A suit filed by someone who has no direct interest in the underlying reason for the suit. The classic example is if you find a valuable article and two or more people claim ownership of it. You can file an interpleader suit and ask the court to determine who the actual owner is.
No, you obviously don’t know what issue preclusion means or claim preclusion means.
Judge Robertson’s opinion was frivolous and without warrant in the law in that it evoked these two concepts but cited no authority to support them other than internet concepts that have no legal authority or status in the law. From a federal judge this is quite frivolous and, frankly, unlike him.
To quote Walter Williams, you are not only ignorant, you are arrogant. But I encourage you to keep displaying both traits. I think it’s truly educational for people to see the sheer mindlessness of your sycophancy.
Well when it comes to ignorance and arrogance who better than you would know?
“and anyone in my courtroom referred to the President of the United States — whoever he is — as a “blue gum baboon,” I’d throw them in jail for contempt”
I think he’s being too polite calling him a blue gum baboon!
Well I have repeatedly had to point out your total ignorance of what you purport to be discussing so I guess I do know.
Obviously you prefer being an ignorant toady to actually learning anything about what you utter. It hardly advances any discussion
Of course you have. By saying the judge doesn't know what he's doing but you do. Not overly persuasive.
No, actually I pointed out the law involved, which you obviously have no knowledge of whatsoever.
And, according to you, neither does the judge. So I'm to accept your interpretation over his?
If a lawsuit is dismissed "for lack of standing", isn't the ONLY way to get the merits of the suit heard entail bringing in a plaintiff with standing? If your statement were true, then the concept of "standing" would trump any and all other legal concepts that can be masked behind it at the whim of the black-robed oligarchy.
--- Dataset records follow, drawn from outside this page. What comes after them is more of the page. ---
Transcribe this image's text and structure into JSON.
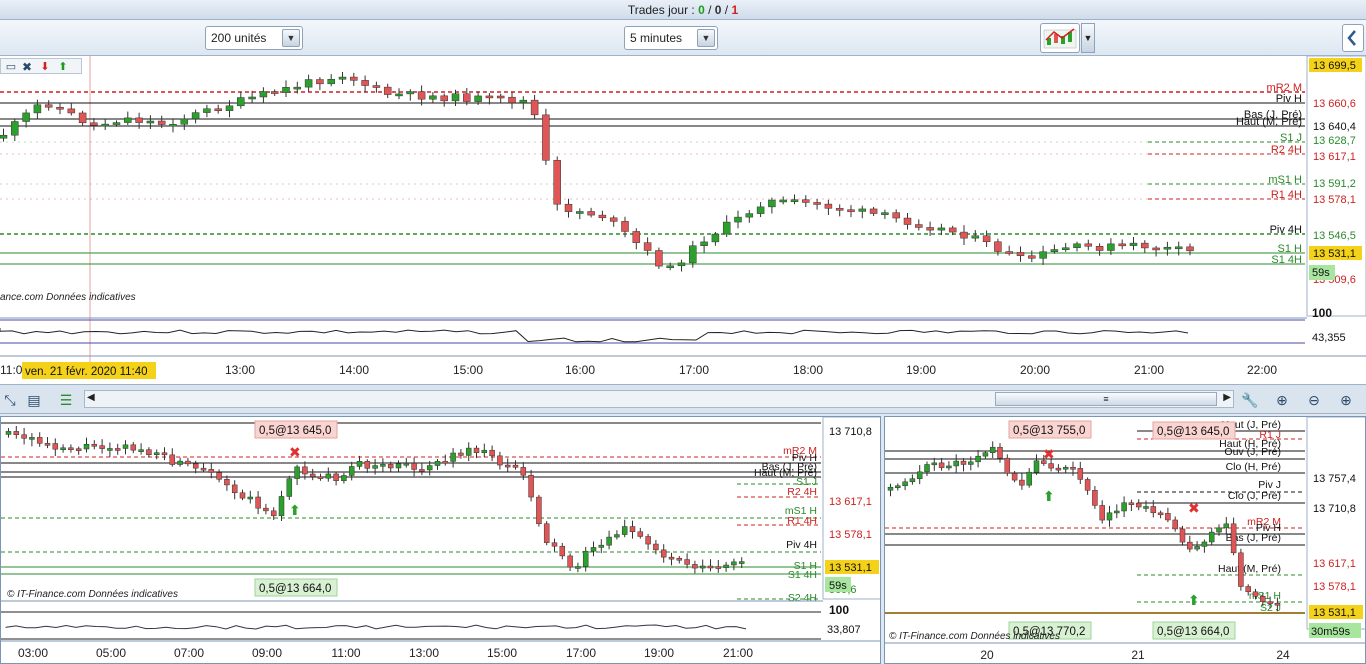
{
  "topbar": {
    "label": "Trades jour : ",
    "winners": "0",
    "sep1": " / ",
    "neutral": "0",
    "sep2": " / ",
    "losers": "1"
  },
  "toolbar": {
    "quantity": "200 unités",
    "timeframe": "5 minutes",
    "chart_type_icon": "candlestick-chart-icon"
  },
  "colors": {
    "up": "#2ca02c",
    "down": "#e05555",
    "red_level": "#cc2222",
    "green_level": "#2b8a2b",
    "highlight": "#f4d21a",
    "timer": "#a8e6a0"
  },
  "main_chart": {
    "price_labels": [
      "13 699,5",
      "13 660,6",
      "13 640,4",
      "13 628,7",
      "13 617,1",
      "13 591,2",
      "13 578,1",
      "13 546,5",
      "13 531,1",
      "13 509,6"
    ],
    "current_price": "13 531,1",
    "countdown": "59s",
    "levels": [
      {
        "label": "mR2 M",
        "color": "red"
      },
      {
        "label": "Piv H",
        "color": "black"
      },
      {
        "label": "Bas (J, Pré)",
        "color": "black"
      },
      {
        "label": "Haut (M, Pré)",
        "color": "black"
      },
      {
        "label": "S1 J",
        "color": "green"
      },
      {
        "label": "R2 4H",
        "color": "red"
      },
      {
        "label": "mS1 H",
        "color": "green"
      },
      {
        "label": "R1 4H",
        "color": "red"
      },
      {
        "label": "Piv 4H",
        "color": "black"
      },
      {
        "label": "S1 H",
        "color": "green"
      },
      {
        "label": "S1 4H",
        "color": "green"
      }
    ],
    "watermark": "ance.com  Données indicatives",
    "date_marker": "ven. 21 févr. 2020 11:40",
    "x_labels": [
      "11:0",
      "13:00",
      "14:00",
      "15:00",
      "16:00",
      "17:00",
      "18:00",
      "19:00",
      "20:00",
      "21:00",
      "22:00"
    ],
    "osc_max": "100",
    "osc_value": "43,355"
  },
  "bottom_left_chart": {
    "price_labels": [
      "13 710,8",
      "13 617,1",
      "13 578,1",
      "13 531,1",
      "509,6"
    ],
    "current_price": "13 531,1",
    "countdown": "59s",
    "levels": [
      {
        "label": "mR2 M"
      },
      {
        "label": "Piv H"
      },
      {
        "label": "Bas (J, Pré)"
      },
      {
        "label": "Haut (M, Pré)"
      },
      {
        "label": "S1 J"
      },
      {
        "label": "R2 4H"
      },
      {
        "label": "mS1 H"
      },
      {
        "label": "R1 4H"
      },
      {
        "label": "Piv 4H"
      },
      {
        "label": "S1 H"
      },
      {
        "label": "S1 4H"
      },
      {
        "label": "S2 4H"
      }
    ],
    "trade_labels": [
      "0,5@13 645,0",
      "0,5@13 664,0"
    ],
    "watermark": "© IT-Finance.com  Données indicatives",
    "x_labels": [
      "03:00",
      "05:00",
      "07:00",
      "09:00",
      "11:00",
      "13:00",
      "15:00",
      "17:00",
      "19:00",
      "21:00"
    ],
    "osc_max": "100",
    "osc_value": "33,807"
  },
  "bottom_right_chart": {
    "price_labels": [
      "13 757,4",
      "13 710,8",
      "13 617,1",
      "13 578,1",
      "13 531,1"
    ],
    "current_price": "13 531,1",
    "countdown": "30m59s",
    "levels": [
      {
        "label": "Haut (J, Pré)"
      },
      {
        "label": "R1 J"
      },
      {
        "label": "Haut (H, Pré)"
      },
      {
        "label": "Ouv (J, Pré)"
      },
      {
        "label": "Clo (H, Pré)"
      },
      {
        "label": "Piv J"
      },
      {
        "label": "Clo (J, Pré)"
      },
      {
        "label": "mR2 M"
      },
      {
        "label": "Piv H"
      },
      {
        "label": "Bas (J, Pré)"
      },
      {
        "label": "Haut (M, Pré)"
      },
      {
        "label": "mS1 H"
      },
      {
        "label": "S2 J"
      }
    ],
    "trade_labels": [
      "0,5@13 755,0",
      "0,5@13 645,0",
      "0,5@13 770,2",
      "0,5@13 664,0"
    ],
    "watermark": "© IT-Finance.com  Données indicatives",
    "x_labels": [
      "20",
      "21",
      "24"
    ]
  }
}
Can you name the law that he interpreted?
I didn’t think so.
What authority does a judge have to “hold in contempt” someone who is not before his court?
We didn’t think so.
Any citizen is free to criticize any judge when that citizen is not before the court. The letter writer’s point is that this is guaranteed by the Constitution. You are proposing that a judge can “hold in contempt” a citizen not before his court who gives a characterization he does not like of the man sitting in the White House.
That would be a trapping of the royal tyranny we fought to be free of. That obviously means nothing to you.
Why don't you just read his decision? He's pretty clear in why he tossed this case out. The judge saw through Berg's charade and threw it out for the same reasons why Berg's earlier case had been thrown out; lack of any legal standing on the part of the plaintiff.
I was right, you don’t have a clue. You could not name a law or legal principle involved in the decisions so far in this case unless you talked to your “lawyer friends.” You clearly could not articulate a single actual legal point about Judge Robertson’s opinions on your own. It is equally clear that as long as it protects your slavishly worshiped occupant of the White House you don’t care about the law. Further, your assumption clearly is that judges never err so long as they act so as to protect someone you politically favor. Why participate in this discussion if you are so resolutely determined not to engage in any reasoned debate? It obviously gives you emotional satisfaction but it has nothing whatsover to do with the rule of law.
Curious .... What does Orly have to do with the article posted in this thread?